Detailed command syntax, schema changes, and validation rules will be specified in an RFC-0002 amendment.

Constraints

  • No maximum tag count per artifact — signal quality is maintained by the controlled vocabulary, not by limiting labels
  • The initial seed list of allowed tags is a separate operational decision from the mechanism itself
  • Tags complement but do not replace potential future full-text search (see ADR-0039)

Consequences

Positive

  • Cross-cutting discovery becomes a first-class operation — “show me everything about caching” is a single command
  • Controlled vocabulary prevents tag sprawl — consistency is enforced, not hoped for
  • Tags are part of the TOML source — diffable, reviewable in PRs, greppable
  • Agents can enumerate available tags and use them programmatically
  • Extends existing add/remove/list verb model — minimal new CLI grammar

Negative

  • Friction to introduce a new tag — requires a config edit before first use (mitigation: this friction is intentional and the operation is a one-liner)
  • Retroactive tagging of existing artifacts requires effort (mitigation: incremental adoption — untagged artifacts simply don’t appear in filtered queries)
  • Schema change across all five taggable artifact types (mitigation: tags is optional with empty-array default — existing artifacts remain valid without modification)

Neutral

  • govctl tag becomes a new top-level command namespace for registry management
  • The tag vocabulary will need periodic curation as the project evolves — orphaned or overly broad tags should be pruned
  • Tags complement but do not replace full-text search; ADR-0039 remains a viable future option if content-level discovery is needed
  • An RFC-0002 amendment is a prerequisite before implementation — this ADR authorizes the design direction but not the schema change

Alternatives Considered

Controlled vocabulary: tags registered in gov/config.toml before use, enforced by govctl check. Lowercase kebab-case, flat list. (accepted)
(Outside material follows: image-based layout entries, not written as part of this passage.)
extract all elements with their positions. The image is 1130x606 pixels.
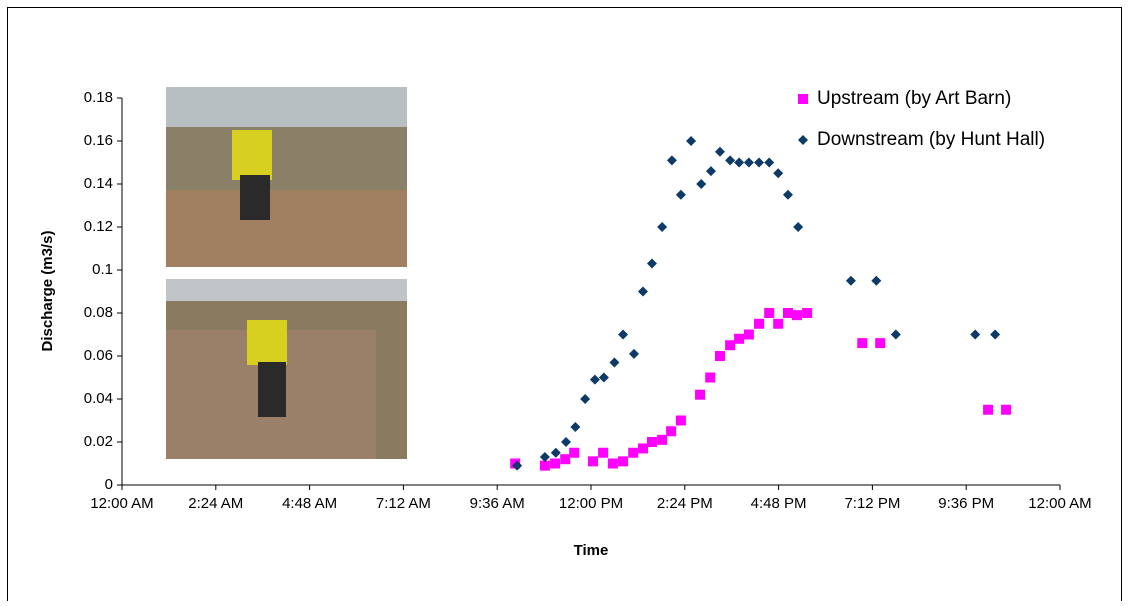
data-point <box>734 157 745 168</box>
data-point <box>618 329 629 340</box>
x-tick-label: 12:00 AM <box>90 495 153 512</box>
x-tick-label: 12:00 AM <box>1028 495 1091 512</box>
data-point <box>791 310 802 321</box>
y-tick-label: 0.04 <box>84 390 113 407</box>
photo-bottom <box>166 279 407 459</box>
y-tick-label: 0.08 <box>84 304 113 321</box>
data-point <box>754 318 765 329</box>
data-point <box>607 458 618 469</box>
data-point <box>539 460 550 471</box>
data-point <box>666 426 677 437</box>
x-axis-label: Time <box>574 542 609 559</box>
data-point <box>598 447 609 458</box>
data-point <box>871 275 882 286</box>
data-point <box>743 157 754 168</box>
y-tick-label: 0.06 <box>84 347 113 364</box>
data-point <box>539 452 550 463</box>
data-point <box>705 166 716 177</box>
legend-marker <box>798 135 808 145</box>
y-tick-label: 0.1 <box>92 261 113 278</box>
data-point <box>560 437 571 447</box>
data-point <box>580 394 591 404</box>
data-point <box>782 308 793 318</box>
data-point <box>857 338 868 349</box>
data-point <box>725 340 736 351</box>
x-tick-label: 7:12 PM <box>844 495 900 512</box>
data-point <box>628 447 639 458</box>
data-point <box>598 372 609 383</box>
data-point <box>1001 404 1012 415</box>
y-tick-label: 0.16 <box>84 132 113 149</box>
data-point <box>696 179 707 189</box>
data-point <box>657 222 668 232</box>
data-point <box>512 460 523 471</box>
data-point <box>675 415 686 426</box>
data-point <box>890 329 901 340</box>
data-point <box>734 333 745 344</box>
data-point <box>990 329 1001 340</box>
data-point <box>637 286 648 297</box>
data-point <box>705 372 716 383</box>
data-point <box>589 374 600 385</box>
x-tick-label: 9:36 PM <box>938 495 994 512</box>
y-tick-label: 0.14 <box>84 175 113 192</box>
x-tick-label: 2:24 AM <box>188 495 243 512</box>
data-point <box>764 157 775 168</box>
y-tick-label: 0 <box>105 476 113 493</box>
data-point <box>875 338 886 349</box>
y-axis-label: Discharge (m3/s) <box>39 231 56 352</box>
x-tick-label: 4:48 PM <box>751 495 807 512</box>
data-point <box>666 155 677 166</box>
x-tick-label: 9:36 AM <box>470 495 525 512</box>
data-point <box>628 348 639 359</box>
data-point <box>675 189 686 200</box>
data-point <box>695 389 706 400</box>
y-tick-label: 0.18 <box>84 89 113 106</box>
data-point <box>609 357 620 368</box>
data-point <box>587 456 598 467</box>
data-point <box>754 157 765 168</box>
data-point <box>570 421 581 432</box>
data-point <box>983 404 994 415</box>
data-point <box>764 308 775 318</box>
legend-label: Upstream (by Art Barn) <box>817 88 1011 109</box>
x-tick-label: 7:12 AM <box>376 495 431 512</box>
data-point <box>646 258 657 269</box>
data-point <box>773 168 784 179</box>
data-point <box>657 434 668 445</box>
y-tick-label: 0.02 <box>84 433 113 450</box>
chart-frame <box>7 7 1122 606</box>
data-point <box>714 146 725 157</box>
legend-label: Downstream (by Hunt Hall) <box>817 129 1045 150</box>
data-point <box>714 351 725 361</box>
legend-marker <box>798 94 808 104</box>
data-point <box>773 318 784 329</box>
x-tick-label: 12:00 PM <box>559 495 623 512</box>
data-point <box>743 329 754 340</box>
data-point <box>637 443 648 454</box>
data-point <box>618 456 629 467</box>
data-point <box>845 275 856 286</box>
photo-top <box>166 87 407 267</box>
data-point <box>782 189 793 200</box>
x-tick-label: 2:24 PM <box>657 495 713 512</box>
data-point <box>725 155 736 166</box>
data-point <box>970 329 981 340</box>
data-point <box>686 136 697 146</box>
data-point <box>550 458 561 469</box>
data-point <box>793 222 804 232</box>
data-point <box>569 447 580 458</box>
data-point <box>550 447 561 458</box>
data-point <box>560 454 571 465</box>
data-point <box>802 308 813 318</box>
y-tick-label: 0.12 <box>84 218 113 235</box>
data-point <box>646 437 657 447</box>
x-tick-label: 4:48 AM <box>282 495 337 512</box>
  • Pros: Prevents tag sprawl — typos and near-duplicates are caught at check time, Registry is diffable and reviewable in PRs, Tag list is enumerable — agents and CLI completion can offer suggestions, Removing a tag from the registry is an explicit, auditable decision
  • Cons: Friction to add a new tag — requires a config edit before first use

Free-form tags: any string can be used as a tag on any artifact. No registry. Tags are created implicitly on first use. (rejected)

  • Pros: Zero friction — tag immediately without config changes
  • Cons: Tag sprawl is inevitable — cache vs caching vs Cache are all different tags, No way to enforce consistency across contributors, Removing a stale tag requires finding and editing every artifact that uses it
  • Rejected because: In a governed workflow, uncontrolled metadata defeats the purpose of structured artifacts. Tag sprawl would quickly make filtering unreliable.

No tags — improve search and filtering instead: rely on title grep, rendered markdown search tools (rg, qmd), or future FTS (ADR-0039) to find artifacts by content rather than adding structured metadata. (rejected)

  • Pros: Zero schema changes — no new fields, no config section, no validation rules, No tagging discipline burden on authors
  • Cons: Finding all artifacts related to a topic requires remembering the right search terms, No enumerable taxonomy — agents cannot discover what categories exist, Cross-cutting queries remain ad hoc and fragile
  • Rejected because: Search finds text matches, not intentional categorization. Tags express author intent about which domain an artifact belongs to — a dimension that free-text search cannot reliably recover.